Damn, all that public uproar over the Land Transport Authority’s enhanced security screenings at MRT stations must have really struck a nerve. In response to all the criticism over forcing commuters to go through extensive airport-style checks (bags through X-ray scanners, people through metal detectors), LTA attempted to calm people down today.

By calling the fears of long queues and further delays to commuting times “fake news”.

Today, LTA launched their six-month trial for enhanced security checks at MRT stations that’ll involve screening equipment deployed at fare gates of up to six stations across all rail lines at any one time. Clearly, the worries of getting delayed while taking the train were justified as LTA made no mention of extra details in its statement last week, like which stations will be affected and if every single commuter had to undergo the checks.

Furthermore, the emergency exercises held at Newton and Holland Village MRT station earlier this year didn’t exactly paint an efficiently quick screening system. LTA’s deputy director of Public Transport Security Joseph Goh estimated that checks would take between eight to 10 minutes for every passenger, according to a TODAY report.

#SayNoToFakeNews

LTA responded to all the backlash it received by assuring that their enhanced security measure is actually not that troublesome.

“Security screenings will only be conducted at random MRT stations, and not all commuters will be screened,” LTA clarified in a Facebook post. “Selection is random, and the screenings are similar to how bag checks are usually done at MRT stations,” it added, stating that it’s unlike the security checks at airports. LTA also promised that there won’t be any long queues at all, as it won’t be much different than the random bag checks MRT station staff have been conducting already.

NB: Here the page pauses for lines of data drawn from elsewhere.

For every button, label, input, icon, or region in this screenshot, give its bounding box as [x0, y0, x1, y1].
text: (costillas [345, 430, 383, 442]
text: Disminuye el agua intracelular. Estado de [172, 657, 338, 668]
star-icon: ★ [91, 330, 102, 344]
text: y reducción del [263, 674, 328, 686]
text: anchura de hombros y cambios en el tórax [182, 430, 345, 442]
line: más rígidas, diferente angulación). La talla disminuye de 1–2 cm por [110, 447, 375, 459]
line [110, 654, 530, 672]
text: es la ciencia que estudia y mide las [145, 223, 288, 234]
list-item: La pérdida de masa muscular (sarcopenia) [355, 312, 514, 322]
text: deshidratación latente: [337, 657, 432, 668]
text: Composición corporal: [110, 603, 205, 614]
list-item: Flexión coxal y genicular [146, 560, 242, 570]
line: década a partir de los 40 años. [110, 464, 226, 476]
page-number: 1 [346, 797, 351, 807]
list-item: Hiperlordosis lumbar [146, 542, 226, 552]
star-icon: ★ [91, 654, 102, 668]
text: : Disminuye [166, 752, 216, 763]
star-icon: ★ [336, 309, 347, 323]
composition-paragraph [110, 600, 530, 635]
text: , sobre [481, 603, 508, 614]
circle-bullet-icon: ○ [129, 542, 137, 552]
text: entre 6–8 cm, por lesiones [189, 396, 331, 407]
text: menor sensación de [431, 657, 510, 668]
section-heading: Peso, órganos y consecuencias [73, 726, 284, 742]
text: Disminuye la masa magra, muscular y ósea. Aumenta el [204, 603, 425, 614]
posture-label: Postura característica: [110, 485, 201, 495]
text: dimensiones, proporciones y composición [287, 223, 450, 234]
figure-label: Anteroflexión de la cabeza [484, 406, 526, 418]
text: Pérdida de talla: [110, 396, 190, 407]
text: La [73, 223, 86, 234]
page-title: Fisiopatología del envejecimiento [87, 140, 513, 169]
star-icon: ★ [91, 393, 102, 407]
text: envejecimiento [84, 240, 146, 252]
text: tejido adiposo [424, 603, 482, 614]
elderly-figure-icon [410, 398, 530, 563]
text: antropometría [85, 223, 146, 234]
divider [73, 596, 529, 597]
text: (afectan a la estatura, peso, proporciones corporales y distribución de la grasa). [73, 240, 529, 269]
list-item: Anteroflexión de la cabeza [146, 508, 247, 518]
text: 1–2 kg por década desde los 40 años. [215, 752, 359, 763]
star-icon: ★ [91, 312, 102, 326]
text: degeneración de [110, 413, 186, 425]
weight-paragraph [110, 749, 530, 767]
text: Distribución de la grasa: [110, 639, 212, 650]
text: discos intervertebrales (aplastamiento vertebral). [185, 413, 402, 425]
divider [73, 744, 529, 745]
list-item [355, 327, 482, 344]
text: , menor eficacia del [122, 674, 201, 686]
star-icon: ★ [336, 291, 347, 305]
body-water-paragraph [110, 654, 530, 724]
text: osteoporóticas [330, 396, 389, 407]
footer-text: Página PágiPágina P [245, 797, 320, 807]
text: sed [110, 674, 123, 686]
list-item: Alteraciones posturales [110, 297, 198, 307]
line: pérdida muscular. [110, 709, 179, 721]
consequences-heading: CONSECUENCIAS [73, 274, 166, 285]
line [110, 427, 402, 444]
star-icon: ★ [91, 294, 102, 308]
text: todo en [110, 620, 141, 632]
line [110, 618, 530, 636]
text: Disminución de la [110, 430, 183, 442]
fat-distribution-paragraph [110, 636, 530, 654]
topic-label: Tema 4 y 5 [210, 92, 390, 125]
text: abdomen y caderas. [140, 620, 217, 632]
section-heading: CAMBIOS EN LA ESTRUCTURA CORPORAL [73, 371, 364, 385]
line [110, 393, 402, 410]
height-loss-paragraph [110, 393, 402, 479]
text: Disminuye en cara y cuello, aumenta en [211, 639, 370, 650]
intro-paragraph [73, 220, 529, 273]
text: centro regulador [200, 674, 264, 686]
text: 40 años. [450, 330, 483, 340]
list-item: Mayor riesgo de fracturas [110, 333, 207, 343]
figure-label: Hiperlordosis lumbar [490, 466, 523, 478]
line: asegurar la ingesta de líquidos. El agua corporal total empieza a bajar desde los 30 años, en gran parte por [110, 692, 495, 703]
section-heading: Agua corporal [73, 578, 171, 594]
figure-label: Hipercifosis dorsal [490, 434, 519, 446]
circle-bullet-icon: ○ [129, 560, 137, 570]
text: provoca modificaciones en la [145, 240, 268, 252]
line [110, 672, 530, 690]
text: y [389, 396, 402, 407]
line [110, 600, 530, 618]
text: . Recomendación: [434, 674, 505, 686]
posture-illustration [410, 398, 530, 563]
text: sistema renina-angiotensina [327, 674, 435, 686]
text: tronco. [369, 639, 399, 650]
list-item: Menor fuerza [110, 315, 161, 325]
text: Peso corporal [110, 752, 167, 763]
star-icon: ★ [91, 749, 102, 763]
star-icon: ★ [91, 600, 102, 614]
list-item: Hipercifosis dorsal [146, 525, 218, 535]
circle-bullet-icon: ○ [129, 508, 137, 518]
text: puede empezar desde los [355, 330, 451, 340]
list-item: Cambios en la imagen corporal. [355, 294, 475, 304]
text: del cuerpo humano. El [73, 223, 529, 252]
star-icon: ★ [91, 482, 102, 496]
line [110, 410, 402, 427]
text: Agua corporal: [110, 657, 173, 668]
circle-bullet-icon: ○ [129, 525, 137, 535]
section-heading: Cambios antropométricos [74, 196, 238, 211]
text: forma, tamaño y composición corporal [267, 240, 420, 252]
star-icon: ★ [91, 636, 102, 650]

Have a look at LTA’s hashtag-ridden Facebook video below.

Smooth operators

With the first day of the trial almost over, LTA doubled down on the message that the enhanced security measures are absolutely necessary to ensure that the transport system remains safe for everyone.

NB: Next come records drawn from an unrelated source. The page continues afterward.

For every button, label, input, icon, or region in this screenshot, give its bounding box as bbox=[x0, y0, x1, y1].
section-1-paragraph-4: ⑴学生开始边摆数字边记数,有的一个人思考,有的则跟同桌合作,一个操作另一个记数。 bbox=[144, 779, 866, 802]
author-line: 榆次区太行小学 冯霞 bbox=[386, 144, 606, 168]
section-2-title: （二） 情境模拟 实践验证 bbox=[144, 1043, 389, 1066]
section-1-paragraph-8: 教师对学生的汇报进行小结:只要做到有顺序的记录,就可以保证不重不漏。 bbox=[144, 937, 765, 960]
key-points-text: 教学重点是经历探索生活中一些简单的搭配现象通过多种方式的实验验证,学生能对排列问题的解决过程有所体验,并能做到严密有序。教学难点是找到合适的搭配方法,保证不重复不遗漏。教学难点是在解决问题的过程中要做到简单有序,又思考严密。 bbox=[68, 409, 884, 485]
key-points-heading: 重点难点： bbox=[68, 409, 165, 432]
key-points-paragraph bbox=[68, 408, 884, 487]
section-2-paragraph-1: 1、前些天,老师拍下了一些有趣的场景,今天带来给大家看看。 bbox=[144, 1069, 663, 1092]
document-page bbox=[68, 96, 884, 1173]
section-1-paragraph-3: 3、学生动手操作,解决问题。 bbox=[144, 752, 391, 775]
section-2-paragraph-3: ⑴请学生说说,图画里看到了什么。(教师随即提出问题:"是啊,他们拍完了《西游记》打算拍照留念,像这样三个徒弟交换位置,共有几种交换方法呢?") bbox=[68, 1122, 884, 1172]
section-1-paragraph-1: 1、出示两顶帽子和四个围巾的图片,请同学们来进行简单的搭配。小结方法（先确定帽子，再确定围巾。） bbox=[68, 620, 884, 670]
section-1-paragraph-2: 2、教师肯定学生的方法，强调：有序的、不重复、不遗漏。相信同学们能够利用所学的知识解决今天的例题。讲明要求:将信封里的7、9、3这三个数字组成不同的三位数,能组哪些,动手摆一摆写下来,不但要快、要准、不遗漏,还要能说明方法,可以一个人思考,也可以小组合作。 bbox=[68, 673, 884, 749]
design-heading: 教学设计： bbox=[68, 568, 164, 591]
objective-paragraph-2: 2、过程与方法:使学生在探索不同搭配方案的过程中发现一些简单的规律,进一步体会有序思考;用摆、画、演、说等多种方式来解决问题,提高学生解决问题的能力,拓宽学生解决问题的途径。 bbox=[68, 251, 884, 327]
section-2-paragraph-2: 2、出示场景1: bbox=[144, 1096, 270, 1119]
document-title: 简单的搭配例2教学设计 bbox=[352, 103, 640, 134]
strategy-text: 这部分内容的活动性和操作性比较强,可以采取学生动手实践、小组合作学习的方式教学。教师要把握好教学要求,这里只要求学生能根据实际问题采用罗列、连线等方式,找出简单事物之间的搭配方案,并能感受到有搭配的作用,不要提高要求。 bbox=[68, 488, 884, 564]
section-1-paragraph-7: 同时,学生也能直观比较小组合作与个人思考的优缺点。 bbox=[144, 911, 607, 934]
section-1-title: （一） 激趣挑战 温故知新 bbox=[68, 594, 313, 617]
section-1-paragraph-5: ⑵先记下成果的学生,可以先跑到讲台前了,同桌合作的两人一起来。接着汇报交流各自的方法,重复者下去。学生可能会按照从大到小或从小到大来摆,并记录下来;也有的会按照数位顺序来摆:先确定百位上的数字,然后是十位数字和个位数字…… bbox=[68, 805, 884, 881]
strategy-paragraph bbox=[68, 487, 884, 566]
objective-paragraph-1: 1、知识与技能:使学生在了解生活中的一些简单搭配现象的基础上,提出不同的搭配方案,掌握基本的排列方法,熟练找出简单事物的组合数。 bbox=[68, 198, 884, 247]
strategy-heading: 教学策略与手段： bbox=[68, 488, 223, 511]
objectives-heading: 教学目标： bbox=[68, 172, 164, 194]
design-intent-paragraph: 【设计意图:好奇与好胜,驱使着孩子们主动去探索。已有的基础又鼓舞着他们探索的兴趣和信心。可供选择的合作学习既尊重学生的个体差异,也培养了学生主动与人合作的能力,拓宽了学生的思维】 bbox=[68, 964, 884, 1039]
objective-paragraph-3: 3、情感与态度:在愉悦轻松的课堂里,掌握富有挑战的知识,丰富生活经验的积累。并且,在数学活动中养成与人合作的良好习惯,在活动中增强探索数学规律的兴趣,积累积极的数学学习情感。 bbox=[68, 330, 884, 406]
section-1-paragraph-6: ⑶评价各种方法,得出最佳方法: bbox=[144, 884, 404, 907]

And to be fair to LTA, the flow of human traffic at participating MRT stations in the peak hours this morning wasn’t as bad as initially believed. Channel NewsAsia found that about four people were screened every 10 minutes on average at Little India, with checks done within 90 seconds. In Bedok, The Straits Times observed only one commuter being asked to go through the checks.

Commuters were reportedly disgruntled with the extra measures before being allowed to pass through fare gates, but no queues were seen.


Aside from Bedok and Little India, screening equipment were set up at Ang Mo Kio, Yishun, and Bukit Panjang stations but didn’t get used today. That may change though in the incoming days.